Ao se estabelecerem os governos militares, o dinheiro particular que financiava o cinema desapareceu; e nós caímos na dependência da verba pública. Grupos de pressão se formaram, fortaleceu-se o cinema de autor e o roteiro continuou relegado. Mas para se saber o porquê do vazio do roteiro, há que se definir quem são os produtores e como eles foram formados na transação com o poder público. São dois os principais aspectos: o primeiro é que o dinheiro público não tem dono e passou a não ser importante o sucesso ou o fracasso de um filme para o produtor (há os que dizem que o dinheiro se ganha antes do filme e não depois). O segundo aspecto é a relação do produtor com o mercado: 50% da renda do filme vai para o exibidor, 25% para o distribuidor, fora as várias taxas, o que torna praticamente inviável o produto no mercado interno. Tudo isso num contexto de diminuição progressiva das salas de exibição, ocupadas na maior parte pelo cinema americano, que se viabiliza no seu próprio mercado (quando exportam, os produtores norte-americanos oferecem 50% para os exibidores estrangeiros).

Sem a ajuda do Estado, a produção nacional não pode se sustentar.

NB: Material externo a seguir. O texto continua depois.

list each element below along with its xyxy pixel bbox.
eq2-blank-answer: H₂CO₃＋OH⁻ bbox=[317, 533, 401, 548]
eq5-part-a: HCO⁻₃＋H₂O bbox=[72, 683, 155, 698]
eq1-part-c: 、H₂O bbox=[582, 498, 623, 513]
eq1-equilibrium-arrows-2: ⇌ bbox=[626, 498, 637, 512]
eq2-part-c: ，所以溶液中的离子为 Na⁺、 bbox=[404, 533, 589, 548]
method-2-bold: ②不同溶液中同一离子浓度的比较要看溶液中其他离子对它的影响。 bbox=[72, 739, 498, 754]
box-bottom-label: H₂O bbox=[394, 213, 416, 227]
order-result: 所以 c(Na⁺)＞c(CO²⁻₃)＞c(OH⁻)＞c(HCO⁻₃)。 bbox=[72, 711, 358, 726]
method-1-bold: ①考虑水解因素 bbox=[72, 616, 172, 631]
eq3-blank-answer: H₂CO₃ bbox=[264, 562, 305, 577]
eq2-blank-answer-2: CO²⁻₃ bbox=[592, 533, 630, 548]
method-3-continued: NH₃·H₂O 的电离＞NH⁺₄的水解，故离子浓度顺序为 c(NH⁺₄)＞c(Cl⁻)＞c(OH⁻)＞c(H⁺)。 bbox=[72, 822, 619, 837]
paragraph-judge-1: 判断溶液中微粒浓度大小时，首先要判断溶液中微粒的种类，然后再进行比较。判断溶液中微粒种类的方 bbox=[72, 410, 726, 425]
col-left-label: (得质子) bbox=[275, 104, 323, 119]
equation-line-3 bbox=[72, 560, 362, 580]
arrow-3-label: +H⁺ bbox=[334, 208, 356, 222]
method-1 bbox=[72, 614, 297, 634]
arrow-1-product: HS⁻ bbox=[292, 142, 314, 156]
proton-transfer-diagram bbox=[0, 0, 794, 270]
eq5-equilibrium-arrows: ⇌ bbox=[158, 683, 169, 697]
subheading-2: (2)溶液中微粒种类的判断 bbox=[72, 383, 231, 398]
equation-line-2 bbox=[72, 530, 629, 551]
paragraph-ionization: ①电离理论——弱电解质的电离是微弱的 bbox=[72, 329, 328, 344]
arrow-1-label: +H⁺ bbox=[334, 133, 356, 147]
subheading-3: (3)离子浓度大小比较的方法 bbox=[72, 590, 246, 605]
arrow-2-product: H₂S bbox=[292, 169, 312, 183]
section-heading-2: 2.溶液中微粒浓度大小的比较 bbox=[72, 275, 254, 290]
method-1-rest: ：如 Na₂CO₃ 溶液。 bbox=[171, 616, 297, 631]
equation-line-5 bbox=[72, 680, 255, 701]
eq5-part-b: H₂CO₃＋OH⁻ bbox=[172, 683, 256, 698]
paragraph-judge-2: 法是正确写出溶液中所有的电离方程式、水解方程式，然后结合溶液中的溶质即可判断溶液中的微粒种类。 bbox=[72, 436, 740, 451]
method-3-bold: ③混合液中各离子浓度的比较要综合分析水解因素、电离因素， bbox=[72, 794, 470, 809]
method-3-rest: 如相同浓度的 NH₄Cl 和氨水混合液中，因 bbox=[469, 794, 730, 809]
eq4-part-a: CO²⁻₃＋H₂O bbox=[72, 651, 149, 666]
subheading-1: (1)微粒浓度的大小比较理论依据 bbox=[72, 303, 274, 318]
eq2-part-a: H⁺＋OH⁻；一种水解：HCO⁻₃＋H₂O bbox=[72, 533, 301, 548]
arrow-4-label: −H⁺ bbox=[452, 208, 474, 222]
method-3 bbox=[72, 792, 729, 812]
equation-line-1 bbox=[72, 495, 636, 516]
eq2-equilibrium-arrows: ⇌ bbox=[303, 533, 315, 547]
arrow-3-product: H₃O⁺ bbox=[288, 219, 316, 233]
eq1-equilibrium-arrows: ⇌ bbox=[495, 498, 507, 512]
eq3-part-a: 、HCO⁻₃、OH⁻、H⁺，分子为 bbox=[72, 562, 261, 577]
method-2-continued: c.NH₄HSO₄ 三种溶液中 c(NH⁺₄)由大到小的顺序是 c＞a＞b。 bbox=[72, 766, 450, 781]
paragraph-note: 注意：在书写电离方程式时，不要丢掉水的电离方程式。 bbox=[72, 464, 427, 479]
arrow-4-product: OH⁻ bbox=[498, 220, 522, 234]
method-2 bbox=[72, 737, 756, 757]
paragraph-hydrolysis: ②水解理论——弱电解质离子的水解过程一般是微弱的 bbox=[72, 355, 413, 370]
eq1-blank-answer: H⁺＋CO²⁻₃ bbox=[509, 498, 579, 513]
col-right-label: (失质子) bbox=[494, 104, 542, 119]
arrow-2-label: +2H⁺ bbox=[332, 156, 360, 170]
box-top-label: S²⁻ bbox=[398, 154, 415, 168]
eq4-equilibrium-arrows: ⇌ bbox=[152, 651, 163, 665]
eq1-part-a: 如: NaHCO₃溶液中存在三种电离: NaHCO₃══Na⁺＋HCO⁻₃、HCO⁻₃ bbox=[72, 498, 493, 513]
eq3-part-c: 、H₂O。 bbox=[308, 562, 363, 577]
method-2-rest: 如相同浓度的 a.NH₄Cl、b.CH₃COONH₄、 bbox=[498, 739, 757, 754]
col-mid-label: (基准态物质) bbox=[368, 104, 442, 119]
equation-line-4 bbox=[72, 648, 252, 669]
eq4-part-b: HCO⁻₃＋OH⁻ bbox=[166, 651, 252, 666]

Então, a pergunta que se coloca é a seguinte: Terão os nossos produtores assumido esta condição por puro "tráfego de influência"? Serão eles realmente produtores? E mais: Quantos diretores deixaram o cinema como arte coletiva para "adorarem seus próprios umbigos"?

O que houve nestes últimos anos foi uma total indiferença pelo projeto. Ao contrário de qualquer outra parte do mundo, nós não produzimos projetos que virarão filmes; nós produzimos filmes, direto. Isso coloca todos os profissionais do audiovisual em perigo. Para isso eu costumo dar um exemplo "cinematográfico": a cavalaria americana, quando precisa atravessar o território dos índios, manda na frente os seus batedores, quer dizer, o projeto é a garantia, são os batedores; mas nós mandamos nossos bons técnicos e artistas diretamente para as mão dos peles-vermelhas, que os escalpam. Se alguma coisa ainda se salva com este método absurdo, é, na minha opinião, o verdadeiro "milagre brasileiro" ...

Nessa situação, o maior "bode expiatório" é o roteirista. E com algum a insistência, se ouve dizer: "O cinema brasileiro e muito bom, tem tudo, mas falta roteirista ... ". Mas como o cinema sempre foi contra o roteiro, impedindo a formação de profissionais de um gênero que por natureza e mais difícil, nós acabamos "colhendo o que plantamos" ... Tem também produtor de porte que diz assim: "Ô Leopoldo, o problema é o seguinte: não tem roteirista, nego não sabe escrever, entendeu?". Mas o roteiro não é uma coisa tão importante para ser o problema: se ele existe, é porque há também um problema de produtores. Um projeto idiota, com pagamento irrisório e safado, só pode dar um filme idiota. Sem tempo para escrever, relegado, e sem remuneração adequada ao valor do seu trabalho, o roteirista é que é o culpado ...

Vejo com grande desilusão o que esta acontecendo, e nas conversas que tenho com roteiristas, o que mais ouço falar é: "Vou sair fora". O abandono da profissão inclui até a criação de galinhas. Quando estão dentro, dizem: "Peguei aquele trabalho, precisava do dinheiro, mas já estou arrependido". A gente não precisa disto.• Se não se dedica 1% da verba total de um filme ao roteiro, o que você vai ter é a microcefalia: um corpo muito grande, com uma cabeça pequena. Isso fatalmente vai bater no número de cadeiras cheias ou vazias dentro do cinema.

Por último, eu queria dizer que fui apresentado aqui como presidente da Associação dos Roteiristas. E já que tanta coisa foi ridicularizada, vamos ridicularizar isso também - em princípio, os roteiristas não deviam se associar. Escritores devem viver sozinhos. Mas eu não sou o único, o Doc é tesoureiro da Associação. É só isso, muito obrigado.